How do short half-lives change supply chain planning for radiopharmaceuticals?

Zobel: Time is really one of the biggest operational challenges. The isotopes have to remain active long enough to allow global distribution, but short enough to provide effective treatment within the patient.

In many cases, companies only have a very small delivery window. We may only have a few days to get the therapy from isotope production to manufacturing, packaging, customs clearance, shipment, and finally to the patient.

That means every step must be orchestrated very carefully.

Hogenboom: Proper onboarding is essential. You cannot just decide one week before shipment that you are ready to distribute globally.

Every customer requires detailed planning around packaging, manufacturing sites, country regulations, shipping lanes, and temperature control requirements. The logistics process becomes an integral part of the therapy itself. If the shipment fails, the therapy fails.

Where can AI and predictive logistics systems improve radiopharmaceutical operations?

Zobel: I think AI can help tremendously, especially with predictive shipment management. We already have large amounts of operational data related to transit times, temperature control, import/export procedures, and lane mapping.

For these extremely time-sensitive therapies, AI could help optimize routing and improve prediction capabilities so shipments arrive within the usable activity window.

Once that calibration window passes, the product effectively becomes waste because there is no longer enough radioactivity remaining for therapeutic effect.

Hogenboom: AI absolutely has potential from an operational perspective, particularly around predictive management, but there will always be a strong human element involved. There’s a patient at the end of the line. Being unable to clear a shipment or deliver a shipment has consequences for the patient.

That emotional and operational coordination piece is still critical because disruptions can happen unexpectedly. Teams still need to make real-time decisions around rerouting, customs issues, weather disruptions, or other operational problems.

Could orchestration systems eventually reduce radiopharmaceutical waste?

Zobel: I think this is actually one of the biggest opportunities moving forward. As shipment volumes increase, we will need much stronger orchestration systems overseeing the entire treatment journey.

Ideally, you would have a system that connects hospital scheduling, isotope manufacturing, radiopharmaceutical production, and courier operations all together in real time.

Then, if something goes wrong, such as a shipment delay or cancellation, there may be opportunities to reroute a dose to another nearby hospital where a patient is waiting for the same treatment.

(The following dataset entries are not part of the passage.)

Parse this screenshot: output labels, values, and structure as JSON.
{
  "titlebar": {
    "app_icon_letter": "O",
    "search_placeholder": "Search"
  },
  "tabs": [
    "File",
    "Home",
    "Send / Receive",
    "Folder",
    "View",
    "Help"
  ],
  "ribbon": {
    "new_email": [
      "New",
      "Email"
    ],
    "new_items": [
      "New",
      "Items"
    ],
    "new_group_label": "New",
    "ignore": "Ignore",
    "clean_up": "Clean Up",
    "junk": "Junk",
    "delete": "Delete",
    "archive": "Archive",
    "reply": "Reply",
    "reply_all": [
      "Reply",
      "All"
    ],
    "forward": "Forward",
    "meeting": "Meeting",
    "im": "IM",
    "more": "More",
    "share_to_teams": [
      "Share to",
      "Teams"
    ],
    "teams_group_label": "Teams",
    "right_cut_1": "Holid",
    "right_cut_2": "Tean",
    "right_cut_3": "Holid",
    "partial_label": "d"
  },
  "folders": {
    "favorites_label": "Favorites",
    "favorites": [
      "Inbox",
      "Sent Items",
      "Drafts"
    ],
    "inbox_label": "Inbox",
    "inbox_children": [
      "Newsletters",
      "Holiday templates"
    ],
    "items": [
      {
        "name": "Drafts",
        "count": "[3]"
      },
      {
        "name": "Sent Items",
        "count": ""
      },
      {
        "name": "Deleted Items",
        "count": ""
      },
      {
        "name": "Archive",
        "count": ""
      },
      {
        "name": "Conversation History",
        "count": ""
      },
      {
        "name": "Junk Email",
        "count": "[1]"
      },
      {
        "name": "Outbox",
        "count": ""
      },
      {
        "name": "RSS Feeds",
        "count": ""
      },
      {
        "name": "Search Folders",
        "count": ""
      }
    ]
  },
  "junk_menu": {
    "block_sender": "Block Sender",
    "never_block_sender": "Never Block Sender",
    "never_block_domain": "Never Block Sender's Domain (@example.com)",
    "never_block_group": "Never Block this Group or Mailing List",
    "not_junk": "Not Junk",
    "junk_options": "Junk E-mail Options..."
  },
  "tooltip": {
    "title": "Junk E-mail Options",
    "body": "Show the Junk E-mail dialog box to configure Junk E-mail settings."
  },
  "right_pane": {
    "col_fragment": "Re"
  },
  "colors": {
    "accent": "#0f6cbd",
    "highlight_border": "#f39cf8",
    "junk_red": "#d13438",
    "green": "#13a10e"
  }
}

Because these therapies are not necessarily patient-specific, smarter coordination systems could help reduce waste significantly.

Looking ahead, where will the next competitive advantage in advanced therapies come from?

Zobel: I think it’s really about scale and execution now. Scientific innovation remains extremely important, but operational execution is becoming equally important as these therapies move toward broader commercialization. It’s really about handling and making it normal.

Hogenboom: I completely agree. Adoption by supply chain teams, operational teams, and healthcare systems will determine how quickly these therapies can scale commercially. It will become the new norm basically to fight cancer.

We are already seeing significant momentum clinically and commercially, and I think that growth will accelerate quickly over the next several years.